2. In dem gegen diese Entscheidung erhobenen (als Berufung bezeichneten) Einspruch brachte die Beschwerdeführerin im Wesentlichen vor, dass sie mit 25 % an der T. KG und am Gewinn und Verlust beteiligt sei. Nach dem klaren Wortlaut des Gesellschaftsvertrages sei bei ihr eine "aktive Betätigung" nicht gegeben und stehe ihr eine Einflussnahme auf die Geschäftsführung der T. KG mit Ausnahme eines Widerspruchsrechts im außerordentlichen Geschäftsbereich nicht zu. Als außergewöhnliche Maßnahmen seien im Gesellschaftsvertrag (in Anlehnung an § 30j Abs. 5 GmbHG) ganz bestimmte Rechtshandlungen, die über den gewöhnlichen Geschäftsbetrieb hinausgingen, aufgezählt, für die die Zustimmung und das Einvernehmen aller Gesellschafter erforderlich seien.
Im Gesellschaftsvertrag sei § 164 UGB mit der zusätzlichen Präzisierung, welche Handlungen des unbeschränkt haftenden Gesellschafters dem "gewöhnlichen Geschäftsbetrieb" zuzuordnen seien, übernommen worden. Der dem GmbH-Gesetz entnommene Katalog der "ungewöhnlichen bzw. außergewöhnlichen Geschäftsvorfälle" stelle nur hinsichtlich der Grenzbeträge eine auf die "Größenordnung" der Gesellschafter angepasste Klarstellung dar. Daher könne aufgrund dieser Regelung des Gesellschaftsvertrages keinesfalls davon ausgegangen werden, dass den Kommanditisten (und damit auch der Beschwerdeführerin) eine Geschäftsführungsmöglichkeit betreffend den gewöhnlichen Geschäftsbetrieb zukomme. Die Gewinnanteile der Beschwerdeführerin als Kommanditistin seien ausschließlich als Verzinsung für ihren Kapitaleinsatz zu qualifizieren.
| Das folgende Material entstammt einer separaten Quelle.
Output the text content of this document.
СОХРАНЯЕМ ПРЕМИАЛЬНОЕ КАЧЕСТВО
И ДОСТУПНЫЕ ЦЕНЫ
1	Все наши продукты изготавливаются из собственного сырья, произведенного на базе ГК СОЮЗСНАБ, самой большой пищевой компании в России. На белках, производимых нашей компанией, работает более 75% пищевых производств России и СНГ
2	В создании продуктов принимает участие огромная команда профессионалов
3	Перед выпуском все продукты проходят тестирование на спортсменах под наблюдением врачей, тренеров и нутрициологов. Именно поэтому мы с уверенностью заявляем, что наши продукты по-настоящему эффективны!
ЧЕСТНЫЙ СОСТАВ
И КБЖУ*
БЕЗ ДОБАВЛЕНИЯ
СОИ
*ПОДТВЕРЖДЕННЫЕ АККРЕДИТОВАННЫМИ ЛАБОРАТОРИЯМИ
3. In ihrem an den Landeshauptmann von Tirol als Einspruchsbehörde gerichteten Vorlagebericht vom 13.08.2012 wiederholte die belangte Behörde im Wesentlichen die im bekämpften Bescheid dargelegten Argumente.
4. In ihrer Gegenäußerung vom 11.09.2012 zu diesem Vorlagebericht stellte die Beschwerdeführerin zunächst ihre Funktion als mit 25 % an der T. KG beteiligte Kommanditistin, die aus dieser Tätigkeit erzielten Einkünfte aus Gewerbebetrieb und deren Höhe sowie die Höhe der vorgeschriebenen Sozialversicherungsbeiträge außer Streit.
Ergänzend führte sie aus, dass der im Gesellschaftsvertrag enthaltene Katalog von Geschäftsführungsmaßnahmen, die dem außergewöhnlichen Geschäftsbetrieb zuzuordnen seien, - in Ermangelung einer eigenständigen Vorschrift im UGB - in Anlehnung an die Bestimmung des § 30j Abs. 5 GmbHG in den Gesellschaftsvertrag aufgenommen worden sei. Diese Bestimmung des Gesellschaftsvertrages sollte ausschließlich der Rechtsklarheit zur Abgrenzung der Frage dienen, welche Rechtsgeschäfte dem "gewöhnlichen" und welche dem "außerordentlichen" Geschäftsbetrieb zuzuordnen seien. Die im Gesellschaftsvertrag angeführten betragsmäßigen Begrenzungen seien dem Unternehmensgegenstand und vor allem der Größe des Unternehmens angepasst.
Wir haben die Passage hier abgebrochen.